When homeowner repairs are uninformed and go awry.
Homeowners often go ahead with "repairs" that are improper or simply uninformed.
Concrete driveways can spall. Spalling means that the exterior layer, the final layer sometimes called the cream, cracks, flakes, or chips off.
That thin, top surface can be damaged by deicing salt, or may be too rich with sand, and with time it begins to crack and come loose.
When that happens the rocky concrete below is revealed. It isn't pretty, but not much of the structure of the material has been compromised.
To solve the problem this homeowner decided to "repair" it himself. He thought asphalt was the way to go.
Not calling a knowledgeable contractor to put a layer of asphalt over the top, he instead went cheap and bought the thin tar used to seal cracks in existing asphalt material.
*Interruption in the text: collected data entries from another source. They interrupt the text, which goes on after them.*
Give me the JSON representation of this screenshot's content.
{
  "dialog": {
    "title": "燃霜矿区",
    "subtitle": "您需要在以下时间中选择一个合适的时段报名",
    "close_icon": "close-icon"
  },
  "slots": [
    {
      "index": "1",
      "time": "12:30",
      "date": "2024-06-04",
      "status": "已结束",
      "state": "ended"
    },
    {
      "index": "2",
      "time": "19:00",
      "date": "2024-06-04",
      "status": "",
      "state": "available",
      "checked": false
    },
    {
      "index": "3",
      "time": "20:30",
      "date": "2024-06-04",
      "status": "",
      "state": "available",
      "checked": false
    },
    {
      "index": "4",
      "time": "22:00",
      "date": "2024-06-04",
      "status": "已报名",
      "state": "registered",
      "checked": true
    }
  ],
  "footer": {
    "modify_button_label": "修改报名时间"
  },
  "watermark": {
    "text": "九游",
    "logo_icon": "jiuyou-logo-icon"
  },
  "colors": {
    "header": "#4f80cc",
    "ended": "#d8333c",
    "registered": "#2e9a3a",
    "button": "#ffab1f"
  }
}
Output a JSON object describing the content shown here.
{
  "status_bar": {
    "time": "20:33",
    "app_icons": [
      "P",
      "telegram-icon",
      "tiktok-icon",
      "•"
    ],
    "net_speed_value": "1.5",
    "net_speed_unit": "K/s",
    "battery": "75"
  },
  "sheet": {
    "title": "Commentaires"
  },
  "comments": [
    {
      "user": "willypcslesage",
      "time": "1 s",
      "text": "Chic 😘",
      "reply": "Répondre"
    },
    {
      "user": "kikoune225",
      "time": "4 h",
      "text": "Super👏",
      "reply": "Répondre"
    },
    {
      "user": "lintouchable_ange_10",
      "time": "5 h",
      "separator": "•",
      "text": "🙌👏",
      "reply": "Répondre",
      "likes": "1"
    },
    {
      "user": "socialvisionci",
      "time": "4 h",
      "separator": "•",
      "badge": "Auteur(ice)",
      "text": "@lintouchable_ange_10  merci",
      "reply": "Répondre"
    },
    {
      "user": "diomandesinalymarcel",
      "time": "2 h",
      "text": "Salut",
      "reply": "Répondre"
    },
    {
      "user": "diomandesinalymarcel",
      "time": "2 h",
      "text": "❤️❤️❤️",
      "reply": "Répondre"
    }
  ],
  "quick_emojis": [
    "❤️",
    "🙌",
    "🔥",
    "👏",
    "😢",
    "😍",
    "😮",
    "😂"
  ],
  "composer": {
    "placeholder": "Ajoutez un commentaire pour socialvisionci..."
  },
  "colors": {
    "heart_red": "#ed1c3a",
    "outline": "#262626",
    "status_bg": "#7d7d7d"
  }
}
With that tar he essentially painted the surface of the spalling driveway concrete. A true topcoat of asphalt would have worked, but that would have required more money!
After slopping a thin coating of that liquid tar over the driveway it dried and began its short lifespan. Subject to weather and temperatures that coating quickly cracked and began to flake off.
The result was converting the driveway from UGLY to UGLIER.
The driveway was 600 or 700 square feet and certainly worse following the repair than it was before.
My recommendation: if you see the need for a repair be sure to research it carefully! Some ideas are not good ones! And consulting with knowledgeable people before making any final decision is not only smart, but circumspect. And get more than one opinion or idea! But to think that the cheap and suspect repair is the best approach often bites back from behind. Or, in this case, from below.